Il existe deux manières de regarder les statistiques. D’une part, Apple n’existe pas en tant que constructeur de téléphones mobiles. Sa part de marché est ridicule. Son unique téléphone semble rencontrer des difficultés commerciales, en Europe. La deuxième version de ce téléphone tarde un peu. D’autre part, Google et Flickr indiquent régulièrement à quel point l’iPhone est très nettement l’appareil le plus utilisé pour utiliser le web mobile. Comment Nokia et les autres n’arrivent pas à produire le même effet ? Comment Apple a réussi à produire cet exploit sans aucune expérience ? Poser la question, c’est en partie y répondre.

La faute aux opérateurs

L’explication aurait pu être très longue mais elle est d’une simplicité incroyable: Apple n’a subi aucune pression de la part des opérateurs. Ses chercheurs ont eu tout le loisir de produire l’appareil qu’ils voulaient eux-mêmes en main. Ils ont utilisé des technologies connues, testées et corrigées. Ils en ont esquivé d’autres qui posent problème. Vous seriez tenté de me dire que Nokia jouit également de libertés identiques et que le Nokia N95 n’a rien à envier à l’iPhone. Certes.

Nokia emploie une armada de chercheurs. Des études sont déployées en permanence. Des enquêtes de satisfaction sont menées dans le monde. Ensuite, un catalogue est dessiné avec un ou plusieurs appareils qui répondent aux besoins spécifiques de chaque consommateur. Les événements presse sont toujours une occasion de redécouvrir la fameuse et impressionnante stratégie finlandaise. On oublie pourtant souvent de nous relater comment les lobbies des opérateurs ont colorié ce catalogue.

Ce n’est pas le cas en Belgique mais dans la plupart des pays industrialisés, les opérateurs vendent des téléphones subsidiés pour attirer les clients. C’est ce qui permet parfois de pouvoir acheter un appareil à un euro à la prise d’un contrat. Pour qu’un constructeur puisse placer un maximum de ses téléphones dans le groupe des candidats à la subsidiation, il devra répondre à un certain nombre de critères et, au pire, modifier les logiciels et interfaces embarqués pour que le client accède à du contenu payant et au portail de l’opérateur.
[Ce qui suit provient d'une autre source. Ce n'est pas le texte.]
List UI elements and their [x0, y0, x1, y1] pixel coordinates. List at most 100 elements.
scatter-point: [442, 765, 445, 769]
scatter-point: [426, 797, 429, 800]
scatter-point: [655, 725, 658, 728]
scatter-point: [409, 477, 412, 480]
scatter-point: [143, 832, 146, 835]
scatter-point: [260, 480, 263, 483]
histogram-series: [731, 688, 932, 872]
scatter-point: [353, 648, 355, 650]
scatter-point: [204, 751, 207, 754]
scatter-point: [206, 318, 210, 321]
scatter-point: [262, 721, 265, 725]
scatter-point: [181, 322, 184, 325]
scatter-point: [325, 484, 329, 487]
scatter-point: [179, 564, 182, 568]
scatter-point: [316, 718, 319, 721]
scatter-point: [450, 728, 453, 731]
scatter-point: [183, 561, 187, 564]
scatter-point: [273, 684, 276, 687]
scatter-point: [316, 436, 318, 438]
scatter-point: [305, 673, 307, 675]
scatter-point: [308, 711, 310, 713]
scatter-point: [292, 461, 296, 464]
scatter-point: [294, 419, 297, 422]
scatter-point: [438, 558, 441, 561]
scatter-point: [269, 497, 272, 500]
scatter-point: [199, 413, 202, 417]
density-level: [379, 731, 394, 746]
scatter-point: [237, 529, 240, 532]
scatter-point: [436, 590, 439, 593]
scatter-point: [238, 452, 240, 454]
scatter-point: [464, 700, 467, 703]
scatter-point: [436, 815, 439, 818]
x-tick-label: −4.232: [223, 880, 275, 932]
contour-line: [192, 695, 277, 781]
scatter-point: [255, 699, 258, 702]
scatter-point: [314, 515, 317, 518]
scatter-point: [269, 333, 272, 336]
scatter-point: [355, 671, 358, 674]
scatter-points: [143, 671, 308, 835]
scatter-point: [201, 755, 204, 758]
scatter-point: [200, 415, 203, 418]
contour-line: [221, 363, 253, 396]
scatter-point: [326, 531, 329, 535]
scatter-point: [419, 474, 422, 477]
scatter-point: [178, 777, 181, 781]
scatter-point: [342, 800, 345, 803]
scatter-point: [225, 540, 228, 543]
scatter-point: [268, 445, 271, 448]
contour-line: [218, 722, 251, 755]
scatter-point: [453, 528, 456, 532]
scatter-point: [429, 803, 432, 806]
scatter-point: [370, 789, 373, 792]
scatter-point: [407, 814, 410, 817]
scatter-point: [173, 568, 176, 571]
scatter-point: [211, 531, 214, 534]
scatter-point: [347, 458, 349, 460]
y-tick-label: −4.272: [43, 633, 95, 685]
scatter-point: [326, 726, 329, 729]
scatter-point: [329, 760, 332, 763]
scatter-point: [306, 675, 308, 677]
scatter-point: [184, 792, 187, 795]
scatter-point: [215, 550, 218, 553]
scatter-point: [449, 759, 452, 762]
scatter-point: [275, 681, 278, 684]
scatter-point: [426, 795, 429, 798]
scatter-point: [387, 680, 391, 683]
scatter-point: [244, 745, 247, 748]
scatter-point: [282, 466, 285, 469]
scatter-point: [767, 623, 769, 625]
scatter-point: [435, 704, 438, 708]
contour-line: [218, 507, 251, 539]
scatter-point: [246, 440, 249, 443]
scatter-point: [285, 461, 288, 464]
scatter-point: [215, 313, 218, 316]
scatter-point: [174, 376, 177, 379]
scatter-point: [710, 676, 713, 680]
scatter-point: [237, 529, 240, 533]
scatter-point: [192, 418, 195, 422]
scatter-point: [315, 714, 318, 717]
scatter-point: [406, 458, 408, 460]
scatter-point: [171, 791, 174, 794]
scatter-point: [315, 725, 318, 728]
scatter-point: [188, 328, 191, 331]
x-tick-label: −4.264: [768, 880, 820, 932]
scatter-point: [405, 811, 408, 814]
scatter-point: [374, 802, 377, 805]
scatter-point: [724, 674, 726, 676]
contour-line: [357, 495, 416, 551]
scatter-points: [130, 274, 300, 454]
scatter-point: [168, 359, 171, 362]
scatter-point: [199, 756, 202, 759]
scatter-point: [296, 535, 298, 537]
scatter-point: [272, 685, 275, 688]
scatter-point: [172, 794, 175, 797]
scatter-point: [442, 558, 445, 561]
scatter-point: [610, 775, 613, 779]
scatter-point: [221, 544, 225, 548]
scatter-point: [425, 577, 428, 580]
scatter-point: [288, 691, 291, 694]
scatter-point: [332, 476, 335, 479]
Si le consommateur est parfois content de cette situation, elle cadenasse pourtant certaines innovations. C’est ce qui rend si impopulaire les puces Wi-Fi dans les téléphones annoncés en 2008. Un opérateur qui propulserait des appareils Wi-Fi dans son catalogue prend un risque peu calculable. Puisque vous utilisez votre téléphone principalement chez vous et au boulot, qu’est-ce qui vous empêcherait d’exploiter les réseaux GSM et 3G comme réseaux d’appoint plutôt que comme réseau principal ? Il suffirait, dés lors, d’installer Skype ou autre et d’échanger des données via des hotspots libres et gratuits.

Qui plus est, on annonce souvent la disponibilité de réseau de type Wi-Fi à une échelle nationale. Le WiMax en est l’exemple le plus concret en ce moment. Oui, ça consomme de l’énergie. Les premiers appareils 3G étaient livrés avec deux batteries. L’énergie ne posera pas problème longtemps.

Pour contrer cela, l’industrie a mis au point l’UMA que l’on tente d’installer chez vous. Si le Wi-Fi est un danger, vendons des hotspots configurés par les opérateurs (Livebox et compagnie). L’UMA tente de mixer GSM et Wi-Fi. Elle vous oblige surtout à ne pas trop gambader ailleurs que chez votre opérateur.

La Sainte-Vierge Apple

Bien entendu, ce tableau très sombre dressé sur l’industrie des télécoms mobiles n’a pas été vraiment éclairci par Apple. Si Nokia et les autres se sont pris les pieds dans un système commercial à double tranchant, Apple n’a fait que profiter de la situation en présentant son iPhone aux allures de bulldozer. Il fallait donc le vendre cher, avec des forfaits exclusifs chers et prendre une part (énorme) du gâteau.

C’est là que Nokia a été, disons-le, vraiment stupide et peu courageux. Produire l’iPhone n’est pas un exploit. Brandir un tel appareil comme arme de guerre aurait pu mettre un terme à la toute puissance des opérateurs. Et relancer l’innovation. Mais force est de constater qu’il était plus important pour Nokia de scruter ses parts de marché et d’abaisser son pantalon pour arriver aux 40%. Maintenant que les fesses sont à l’air, il va falloir se reprendre.